Talend Open Studio for Big Data Components Reference Guide

EnrichVersion
6.3
EnrichProdName
Talend Open Studio for Big Data
task
Data Governance
Data Quality and Preparation
Design and Development
EnrichPlatform
Talend Studio

This scenario describes a four-component Job that reads an XML structure from a delimited file, outputs the main data and rejects the erroneous data.

  1. Drop the following components from the Palette to the design workspace: tFileInputDelimited, tExtractXMLField, tFileOutputDelimited and tLogRow.

    Connect the first three components using Row Main links.

    Connect tExtractXMLField to tLogRow using a Row Reject link.

  2. Double-click tFileInputDelimited to open its Basic settings view and define the component properties.

  3. Select Built-in in the Schema list and fill in the file metadata manually in the corresponding fields.

    Click the three-dot button next to Edit schema to display a dialog box where you can define the structure of your data.

    Click the plus button to add as many columns as needed to your data structure.

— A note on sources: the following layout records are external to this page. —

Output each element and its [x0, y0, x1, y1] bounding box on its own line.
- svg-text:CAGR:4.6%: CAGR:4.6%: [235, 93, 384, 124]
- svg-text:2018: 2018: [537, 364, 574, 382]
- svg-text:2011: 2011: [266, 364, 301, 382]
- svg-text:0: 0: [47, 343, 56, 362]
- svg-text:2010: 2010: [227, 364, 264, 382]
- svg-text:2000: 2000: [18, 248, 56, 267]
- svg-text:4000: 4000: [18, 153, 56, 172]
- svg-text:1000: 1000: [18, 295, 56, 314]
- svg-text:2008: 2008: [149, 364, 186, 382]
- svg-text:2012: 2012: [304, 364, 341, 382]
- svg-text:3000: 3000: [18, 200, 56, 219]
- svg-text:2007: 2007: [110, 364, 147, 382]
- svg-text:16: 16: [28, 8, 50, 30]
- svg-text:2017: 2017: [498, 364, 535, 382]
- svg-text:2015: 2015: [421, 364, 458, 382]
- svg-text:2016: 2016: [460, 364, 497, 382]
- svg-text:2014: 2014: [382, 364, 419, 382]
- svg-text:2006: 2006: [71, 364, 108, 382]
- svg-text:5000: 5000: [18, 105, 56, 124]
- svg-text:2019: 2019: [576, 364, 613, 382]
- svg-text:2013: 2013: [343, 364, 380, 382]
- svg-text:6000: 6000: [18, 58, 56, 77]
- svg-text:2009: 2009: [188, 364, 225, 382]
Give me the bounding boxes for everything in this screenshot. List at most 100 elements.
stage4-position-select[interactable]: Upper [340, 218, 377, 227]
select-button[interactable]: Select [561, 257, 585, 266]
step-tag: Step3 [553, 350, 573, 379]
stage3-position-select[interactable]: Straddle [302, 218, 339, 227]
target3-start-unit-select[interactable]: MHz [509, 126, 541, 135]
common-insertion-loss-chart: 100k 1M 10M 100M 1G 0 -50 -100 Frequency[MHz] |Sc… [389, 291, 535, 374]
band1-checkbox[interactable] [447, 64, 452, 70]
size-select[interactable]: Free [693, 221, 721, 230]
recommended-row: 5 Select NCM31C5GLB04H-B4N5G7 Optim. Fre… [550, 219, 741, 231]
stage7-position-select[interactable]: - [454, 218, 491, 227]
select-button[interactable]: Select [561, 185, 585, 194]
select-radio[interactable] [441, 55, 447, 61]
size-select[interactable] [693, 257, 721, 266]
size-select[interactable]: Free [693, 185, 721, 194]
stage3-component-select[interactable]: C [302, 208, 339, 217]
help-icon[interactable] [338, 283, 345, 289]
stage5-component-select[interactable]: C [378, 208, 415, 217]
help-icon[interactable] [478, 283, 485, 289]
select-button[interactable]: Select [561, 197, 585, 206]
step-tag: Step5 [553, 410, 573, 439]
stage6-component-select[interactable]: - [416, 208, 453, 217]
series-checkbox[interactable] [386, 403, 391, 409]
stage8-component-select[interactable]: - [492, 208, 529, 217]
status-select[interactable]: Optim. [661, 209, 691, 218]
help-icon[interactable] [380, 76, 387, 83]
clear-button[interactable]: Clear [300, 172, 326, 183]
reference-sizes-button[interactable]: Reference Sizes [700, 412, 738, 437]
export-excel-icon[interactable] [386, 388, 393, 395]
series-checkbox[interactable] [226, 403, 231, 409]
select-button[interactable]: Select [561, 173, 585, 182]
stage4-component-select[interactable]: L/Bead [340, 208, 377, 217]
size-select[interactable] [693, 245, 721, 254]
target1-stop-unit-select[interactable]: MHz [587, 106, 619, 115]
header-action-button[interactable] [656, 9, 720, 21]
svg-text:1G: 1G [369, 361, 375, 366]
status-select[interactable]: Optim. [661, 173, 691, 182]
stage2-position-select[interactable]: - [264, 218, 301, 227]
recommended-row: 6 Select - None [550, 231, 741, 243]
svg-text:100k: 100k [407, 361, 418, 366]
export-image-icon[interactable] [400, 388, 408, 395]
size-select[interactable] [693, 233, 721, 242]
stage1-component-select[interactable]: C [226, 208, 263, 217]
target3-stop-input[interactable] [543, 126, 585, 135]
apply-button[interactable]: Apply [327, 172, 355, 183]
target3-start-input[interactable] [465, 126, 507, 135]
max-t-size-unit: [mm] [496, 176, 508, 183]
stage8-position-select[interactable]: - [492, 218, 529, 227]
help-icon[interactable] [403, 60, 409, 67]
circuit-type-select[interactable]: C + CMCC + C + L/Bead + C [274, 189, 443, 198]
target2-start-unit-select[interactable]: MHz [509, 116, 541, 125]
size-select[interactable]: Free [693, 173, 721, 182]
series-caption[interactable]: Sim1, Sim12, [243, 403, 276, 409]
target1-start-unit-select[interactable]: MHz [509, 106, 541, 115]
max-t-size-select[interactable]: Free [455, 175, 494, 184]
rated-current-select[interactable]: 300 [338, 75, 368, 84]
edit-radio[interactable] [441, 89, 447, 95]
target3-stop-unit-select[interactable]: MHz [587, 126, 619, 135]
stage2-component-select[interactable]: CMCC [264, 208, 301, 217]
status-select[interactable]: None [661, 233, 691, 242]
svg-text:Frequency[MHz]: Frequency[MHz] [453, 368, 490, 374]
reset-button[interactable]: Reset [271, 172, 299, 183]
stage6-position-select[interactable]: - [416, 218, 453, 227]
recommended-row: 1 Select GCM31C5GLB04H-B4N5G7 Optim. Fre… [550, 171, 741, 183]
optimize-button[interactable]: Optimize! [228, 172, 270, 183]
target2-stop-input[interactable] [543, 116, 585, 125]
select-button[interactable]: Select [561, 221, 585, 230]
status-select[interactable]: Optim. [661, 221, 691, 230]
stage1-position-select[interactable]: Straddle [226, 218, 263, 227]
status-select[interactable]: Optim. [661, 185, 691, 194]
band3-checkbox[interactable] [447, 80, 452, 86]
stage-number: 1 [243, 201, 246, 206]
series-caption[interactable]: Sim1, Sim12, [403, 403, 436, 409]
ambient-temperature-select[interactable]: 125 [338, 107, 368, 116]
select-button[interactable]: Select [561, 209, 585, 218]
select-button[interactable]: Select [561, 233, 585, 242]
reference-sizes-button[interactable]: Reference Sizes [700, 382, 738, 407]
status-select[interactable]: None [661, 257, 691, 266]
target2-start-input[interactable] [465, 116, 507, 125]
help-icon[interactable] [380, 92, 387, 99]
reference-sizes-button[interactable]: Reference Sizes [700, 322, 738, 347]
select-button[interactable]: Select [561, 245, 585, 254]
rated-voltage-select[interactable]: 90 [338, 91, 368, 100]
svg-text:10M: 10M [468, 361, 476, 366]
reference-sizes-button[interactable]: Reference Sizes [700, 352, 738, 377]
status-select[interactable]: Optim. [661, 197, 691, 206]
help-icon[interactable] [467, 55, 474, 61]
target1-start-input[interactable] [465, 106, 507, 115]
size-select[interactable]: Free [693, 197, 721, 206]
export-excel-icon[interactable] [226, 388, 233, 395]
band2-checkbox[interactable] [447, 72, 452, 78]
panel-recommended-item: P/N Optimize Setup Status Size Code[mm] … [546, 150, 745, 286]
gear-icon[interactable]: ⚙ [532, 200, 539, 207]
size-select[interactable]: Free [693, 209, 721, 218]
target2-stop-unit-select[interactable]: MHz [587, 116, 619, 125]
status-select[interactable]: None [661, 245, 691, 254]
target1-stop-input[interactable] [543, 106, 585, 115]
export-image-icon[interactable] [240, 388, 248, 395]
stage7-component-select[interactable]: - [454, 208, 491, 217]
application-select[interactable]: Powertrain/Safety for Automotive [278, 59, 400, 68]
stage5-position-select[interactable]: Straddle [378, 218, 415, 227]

In this example, we have one column in the schema: xmlStr.

    Click OK to validate your changes and close the dialog box.

    Note

    If you have already stored the schema in the Metadata folder under File delimited, select Repository from the Schema list and click the three-dot button next to the field to display the [Repository Content] dialog box where you can select the relevant schema from the list. Click Ok to close the dialog box and have the fields automatically filled in with the schema metadata.

    For more information about storing schema metadata in the Repository tree view, see Talend Studio User Guide.

  4. In the File Name field, click the three-dot button and browse to the input delimited file you want to process, CustomerDetails_Error in this example.

    This delimited file holds a number of simple XML lines separated by double carriage return.

    Set the row and field separators used in the input file in the corresponding fields, double carriage return for the first and nothing for the second in this example.

    If needed, set Header, Footer and Limit. None is used in this example.

  5. In the design workspace, double-click tExtractXMLField to display its Basic settings view and define the component properties.

  6. Click Sync columns to retrieve the schema from the preceding component. You can click the three-dot button next to Edit schema to view/modify the schema.

    The Column field in the Mapping table will be automatically populated with the defined schema.

  7. In the Xml field list, select the column from which you want to extract the XML data. In this example, the filed holding the XML data is called xmlStr.

    In the Loop XPath query field, enter the node of the XML tree on which to loop to retrieve data.

  8. In the design workspace, double-click tFileOutputDelimited to open its Basic settings view and display the component properties.

  9. In the File Name field, define or browse to the output file you want to write the correct data in, CustomerNames_right.csv in this example.

    Click Sync columns to retrieve the schema of the preceding component. You can click the three-dot button next to Edit schema to view/modify the schema.

  10. In the design workspace, double-click tLogRow to display its Basic settings view and define the component properties.

    Click Sync Columns to retrieve the schema of the preceding component. For more information on this component, see tLogRow.

  11. Save your Job and press F6 to execute it.

tExtractXMLField reads and extracts in the output delimited file, CustomerNames_right, the client information for which the XML structure is correct, and displays as well erroneous data on the console of the Run view.